Das alte Auszeit hat glücklicherweise eine neue Location in Pankow gefunden und siehe da: Dank wunderbarem Management ist pünktlich zum Auszugstermin alles nach Pankow gezogen, gestern war Eröffnung. Schweren Herzens malen sich treue Fans aus, wie sie es zeitlich unterkriegen, immer nach Pankow zu fahren. Es scheint seinen Gang zu nehmen und jeder ist gespannt, was es an dieser wunderbaren Promenade am Nordufer Neues geben wird.
Es hätte so schön sein können – ein neuer Standort für das Auszeit und frischer Wind am Nordufer. Aber plötzlich erscheint da auf Facebook eine neue Fanpage namens AUSZEIT mit ganzen neun Likes. Das echte Auszeit hat nach 9 Jahren natürlich um Welten mehr treue Fans. Das fünfundsechzig postet: “Nach einer Umbaupause erscheint das Auszeit im neuen Glanz.” Nur mit dem kleinen Haken, dass der neue Glanz, wenn man die ersten Bilder beschaut, genau so aussieht wie der alte. Es zeigt sich: Nicht nur behalten die neuen Betreiber einfach den Namen des alten Lokals, sondern auch noch das Design – bis hin zur charakteristischen Farbe grün. Ich als Gastronom UND Designer bin da gleich zweimal explodiert.

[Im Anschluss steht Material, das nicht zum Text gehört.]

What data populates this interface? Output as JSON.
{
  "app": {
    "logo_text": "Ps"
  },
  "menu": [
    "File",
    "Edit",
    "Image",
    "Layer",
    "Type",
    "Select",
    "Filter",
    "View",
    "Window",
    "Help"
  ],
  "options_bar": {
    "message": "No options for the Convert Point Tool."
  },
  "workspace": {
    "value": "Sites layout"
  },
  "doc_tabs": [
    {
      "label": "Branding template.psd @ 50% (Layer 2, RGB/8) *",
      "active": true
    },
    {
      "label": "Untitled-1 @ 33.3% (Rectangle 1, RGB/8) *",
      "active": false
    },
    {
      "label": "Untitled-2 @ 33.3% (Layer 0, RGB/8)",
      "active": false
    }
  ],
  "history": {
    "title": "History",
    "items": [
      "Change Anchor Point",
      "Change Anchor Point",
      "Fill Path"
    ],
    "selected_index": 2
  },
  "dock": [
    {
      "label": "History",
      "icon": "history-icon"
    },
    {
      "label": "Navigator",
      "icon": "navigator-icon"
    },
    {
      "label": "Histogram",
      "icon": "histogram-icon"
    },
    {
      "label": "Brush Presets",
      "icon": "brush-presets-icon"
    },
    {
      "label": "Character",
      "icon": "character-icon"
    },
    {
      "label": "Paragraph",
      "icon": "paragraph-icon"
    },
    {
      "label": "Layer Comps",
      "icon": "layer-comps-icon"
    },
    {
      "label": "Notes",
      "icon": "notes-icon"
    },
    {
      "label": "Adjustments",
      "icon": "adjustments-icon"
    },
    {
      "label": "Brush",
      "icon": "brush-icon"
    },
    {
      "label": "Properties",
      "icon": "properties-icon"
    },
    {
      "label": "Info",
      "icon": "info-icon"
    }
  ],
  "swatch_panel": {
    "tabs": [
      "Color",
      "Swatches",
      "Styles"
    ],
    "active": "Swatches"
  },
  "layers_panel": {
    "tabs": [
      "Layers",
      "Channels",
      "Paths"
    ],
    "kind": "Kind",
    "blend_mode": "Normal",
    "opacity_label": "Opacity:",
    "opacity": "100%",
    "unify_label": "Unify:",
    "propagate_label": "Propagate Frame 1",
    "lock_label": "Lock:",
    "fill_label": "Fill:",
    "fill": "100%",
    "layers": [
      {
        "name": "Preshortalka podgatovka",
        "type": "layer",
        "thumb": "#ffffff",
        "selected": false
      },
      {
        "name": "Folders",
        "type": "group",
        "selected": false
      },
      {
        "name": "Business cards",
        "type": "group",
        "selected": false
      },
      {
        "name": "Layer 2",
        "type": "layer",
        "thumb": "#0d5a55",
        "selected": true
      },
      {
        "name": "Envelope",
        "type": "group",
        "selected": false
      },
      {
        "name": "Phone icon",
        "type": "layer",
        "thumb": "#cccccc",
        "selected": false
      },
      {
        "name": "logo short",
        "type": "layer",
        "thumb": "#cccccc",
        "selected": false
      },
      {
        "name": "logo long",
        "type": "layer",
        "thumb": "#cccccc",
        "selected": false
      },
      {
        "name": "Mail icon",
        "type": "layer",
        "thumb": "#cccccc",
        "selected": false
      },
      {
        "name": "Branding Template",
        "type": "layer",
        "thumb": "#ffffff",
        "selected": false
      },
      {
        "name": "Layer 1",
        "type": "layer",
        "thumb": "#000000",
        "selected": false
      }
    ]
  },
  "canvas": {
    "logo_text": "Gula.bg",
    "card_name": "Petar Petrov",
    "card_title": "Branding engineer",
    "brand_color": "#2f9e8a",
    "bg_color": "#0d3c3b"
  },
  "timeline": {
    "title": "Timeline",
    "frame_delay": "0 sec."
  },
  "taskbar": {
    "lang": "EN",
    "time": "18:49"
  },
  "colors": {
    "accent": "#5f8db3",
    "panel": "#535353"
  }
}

Nun, wer eins und eins zusammenzählen kann, weiß, was jetzt kommt. Von den Bildschirmen springt auf, wer es verstanden hat: Da will sich jemand auf den Lorbeeren der andern ausruhen und ungefragt einen Stil kopieren, den man einfach nicht kopieren kann! Dem sporadischen Auszeit-Besucher soll gar nicht auffallen, was geschehen ist.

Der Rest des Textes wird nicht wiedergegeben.